La tragedia de Pondicherry Lodge - 03
La puerta crujió, gruñó, pero no cedió. Entonces nos pusimos los tres á empujarla, y por fin se abrió bruscamente, dejándonos libre la entrada al cuarto de Bartolomé Sholto.
La habitación parecía un laboratorio químico. En la pared de enfrente de la puerta había dos hileras de frascos de cristal, con muestras, y la mesa estaba repleta de quemadores de Bunsen, de tubos y retortas. En los rincones había varias tinas con carboides de ácido: una de ellas parecía estar agujereada ó haber sido rota, pues de ella salía un chorro de líquido obscuro, y la atmósfera estaba saturada de un olor parecido al del alquitrán, muy penetrante y nauseabundo. En el centro del cuarto, junto á un montón de tablas y yeso, había una escala, y arriba, en el techo, un agujero bastante ancho para permitir el paso de un hombre. Al pie de la escala se veía un largo trozo de cuerda, que parecía haber sido arrojado descuidadamente.
Junto á la mesa, en un sillón de madera, se hallaba el amo de la casa sentado y como encogido, la cabeza caída sobre el hombro izquierdo, y en el rostro aquella horrenda é inescrutable sonrisa. Estaba frío y rígido, y era evidente que su muerte databa de varias horas. Observándolo, me parecía que no solamente sus facciones, sino todos sus miembros, estaban torcidos y volteados de la manera más fantástica. En la mesa, cerca de su mano, había un raro instrumento: era un pesado y negruzco bastón, con puño de piedra, parecido á un martillo, y groseramente amarrado con una cuerda ordinaria. Junto á él había una hoja de papel, arrancada de algún cuaderno de apuntes, y en ella algunas palabras escritas en mala letra. Holmes leyó el papel y en seguida me lo pasó.
- Vea usted - me dijo, - alzando las cejas con expresión significativa.
Acerqué el papel al farol, y con un calofrío de horror leí: «La señal de los cuatro.»
- ¿Qué significa esto, en nombre de Dios? - exclamé.
- Esto significa asesinato - me contestó Holmes, acercándose al muerto. - ¡Ah! Ya lo esperaba. ¡Mire usted!
Y me enseñaba algo que parecía una espina, larga y de color obscuro, clavada en la piel, un poco más arriba de la oreja.

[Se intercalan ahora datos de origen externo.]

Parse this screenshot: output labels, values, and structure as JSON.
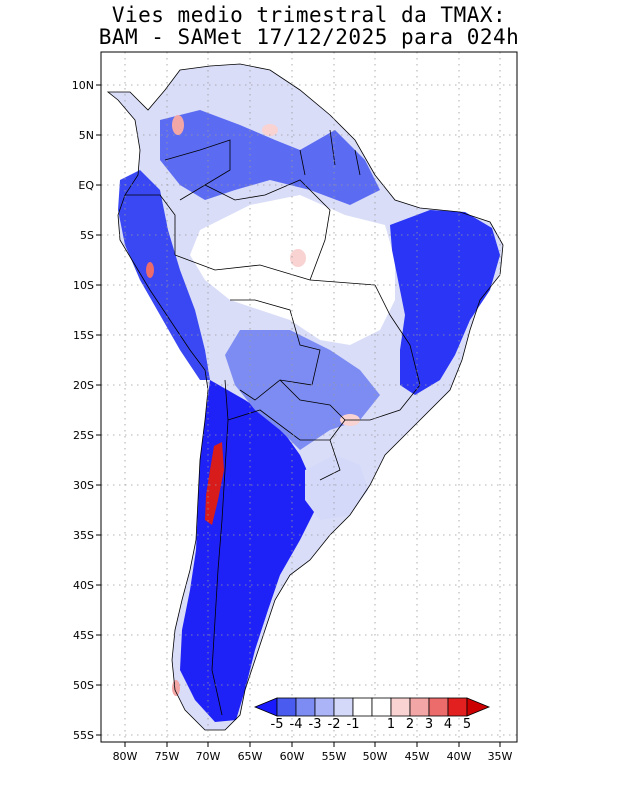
{
  "title": {
    "line1": "Vies medio trimestral da TMAX:",
    "line2": "BAM - SAMet 17/12/2025  para 024h"
  },
  "map": {
    "region": "South America",
    "lon_range": [
      -83,
      -34
    ],
    "lat_range": [
      -56,
      13
    ],
    "lon_ticks": [
      {
        "label": "80W",
        "value": -80
      },
      {
        "label": "75W",
        "value": -75
      },
      {
        "label": "70W",
        "value": -70
      },
      {
        "label": "65W",
        "value": -65
      },
      {
        "label": "60W",
        "value": -60
      },
      {
        "label": "55W",
        "value": -55
      },
      {
        "label": "50W",
        "value": -50
      },
      {
        "label": "45W",
        "value": -45
      },
      {
        "label": "40W",
        "value": -40
      },
      {
        "label": "35W",
        "value": -35
      }
    ],
    "lat_ticks": [
      {
        "label": "10N",
        "value": 10
      },
      {
        "label": "5N",
        "value": 5
      },
      {
        "label": "EQ",
        "value": 0
      },
      {
        "label": "5S",
        "value": -5
      },
      {
        "label": "10S",
        "value": -10
      },
      {
        "label": "15S",
        "value": -15
      },
      {
        "label": "20S",
        "value": -20
      },
      {
        "label": "25S",
        "value": -25
      },
      {
        "label": "30S",
        "value": -30
      },
      {
        "label": "35S",
        "value": -35
      },
      {
        "label": "40S",
        "value": -40
      },
      {
        "label": "45S",
        "value": -45
      },
      {
        "label": "50S",
        "value": -50
      },
      {
        "label": "55S",
        "value": -55
      }
    ]
  },
  "colorbar": {
    "labels": [
      "-5",
      "-4",
      "-3",
      "-2",
      "-1",
      "1",
      "2",
      "3",
      "4",
      "5"
    ],
    "colors": [
      "#1a1aff",
      "#4a5cf0",
      "#7d8cf2",
      "#aab4f6",
      "#d4d9fa",
      "#ffffff",
      "#f9d2d2",
      "#f3a6a6",
      "#ec6b6b",
      "#e32020",
      "#cc0000"
    ]
  }
}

- Parece una espina - dije.
- Es una espina. Puede usted sacarla; pero tenga cuidado, porque está envenenada.
La tomé entre el pulgar y el índice, y salió tan fácilmente que casi no dejó rastro. Una gotita de sangre apareció en el mismo sitio.
- Todo esto es un misterio cada vez más insondable para mí - observé; - y en vez de aclararse va obscureciéndose más y más.
- Al contrario - me respondió mi amigo; - de instante en instante se va aclarando. No nos faltan más que algunos hilos, todavía ocultos, para que tengamos un caso enteramente conexo.
Desde que estábamos en el cuarto habíamos olvidado casi por completo la presencia de nuestro compañero. Todavía estaba parado en la puerta, fiel imagen del terror, retorciéndose las manos y gimiendo por lo bajo. Pero de improviso prorrumpió en un grito agudo y lastimero.
- ¡El tesoro ha desaparecido! ¡Le han robado el tesoro! Ese es el agujero por donde lo bajamos. ¡Yo le ayudé á bajarlo! ¡Yo fuí el último que estuve en él! ¡Anoche cuando me fuí, lo dejé aquí, y al bajar las escaleras oí que cerraba con llave!
- ¿Qué hora era?
- Las diez. Y ahora él está muerto, y la policía va á venir, y á mí se me va á sospechar de haber tenido participación en esto. ¡Oh, sí! Estoy seguro de que me sospecharán. ¿Pero ustedes no lo creen, señores? ¿De veras no creen ustedes que yo he sido? ¿Los habría traído á ustedes aquí, si yo hubiera sido? ¡Oh, pobre de mi! Voy á volverme loco.
Agitaba los brazos y golpeaba el suelo con los pies, como si fuera presa de incontenibles convulsiones.
- Usted no tiene por qué temer nada, Mr. Sholto - le dijo Holmes amablemente, poniéndole una mano en el hombro. - Siga usted mi consejo: vaya usted ahora mismo en el carruaje á dar parte á la policía. Dígales que usted les ayudará en todo lo posible. Nosotros lo esperamos aquí hasta que usted vuelva.
El hombrecito obedeció maquinalmente, y se alejó, haciendo resonar sus pasos en la obscura escalera.